Reputation: 23
The situation:
I have a bunch of text files (.csv, to be precise), around 20000 that differ in character encoding: file -i *.csv
gives me charset=us-ascii
for most, but some are utf-16le
.
The goal:
I want them all to be encoded the same way, us-ascii here. I think of a one-liner that checks for each file in the directory the encoding, and if it is utf-16le
, it converts it to us-ascii
.
I only started to learn bash programming a few day ago, so this one still escapes me.

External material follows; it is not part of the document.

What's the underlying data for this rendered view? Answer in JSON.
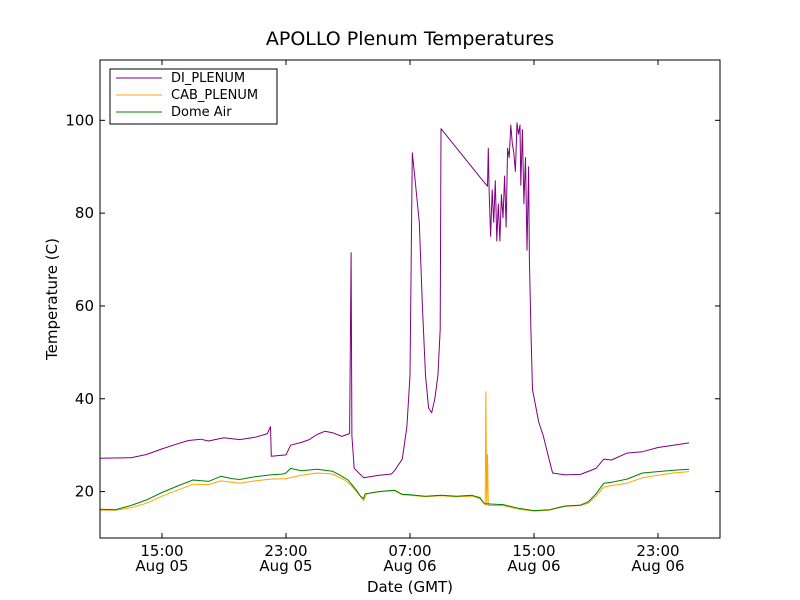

Is it possible, something like running file -i on each file (did that), capturing the return value, check what encoding is given and if it is not us-ascii, convert it?
Thanks for helping me understand how to do that!
Upvotes: 0
Views: 4298
Reputation: 9281
This will convert any non-us-ascii encoded *.csv
files to us-ascii:
#!/bin/bash
for f in *.csv;do
charset=`file -i README.md |grep -o 'charset=.*'|cut -d= -f2`
if [ "$charset" != "us-ascii" ];then
echo "$f $charset -> us-ascii"
iconv -f "$charset" -t us-ascii < "$f" > "$f.tmp" \
&& mv "$f.tmp" "$f"
fi
done
Upvotes: 1
Reputation: 2235
The other solutions don't care about the mixture of files, which sounds like a solution in the sense of:
for F in *.csv; do
if [ `file -i "$F" | awk '{print $3;}'` = "charset=utf-16" ]; then
iconv -f UTF-16 -t US-ASCII "$F" > "u.$F"
fi
done
What makes it easier is the identity of us-ascii and utf-16 in the first few (128) characters - so if the file really is us-ascii, the conversion would not do any harm.
Upvotes: 2
Reputation: 5764
Pls try the following command:
iconv -f FROM-ENCODING -t TO-ENCODING *.csv
and replace FROM-ENCODING
and TO-ENCODING
with appropriate values.
You can use the following script, or something similar for your needs.
for file in *.csv
do
iconv -f FROM-ENCODING -t TO-ENCODING "$file" > "$file.new"
done
You can also use recode
command.
recode FROM-ENCODING..TO-ENCODING file.csv
Finally, look at this Best way to convert text files between character sets? if you are interested in learning more about iconv
and/or recode
Upvotes: 1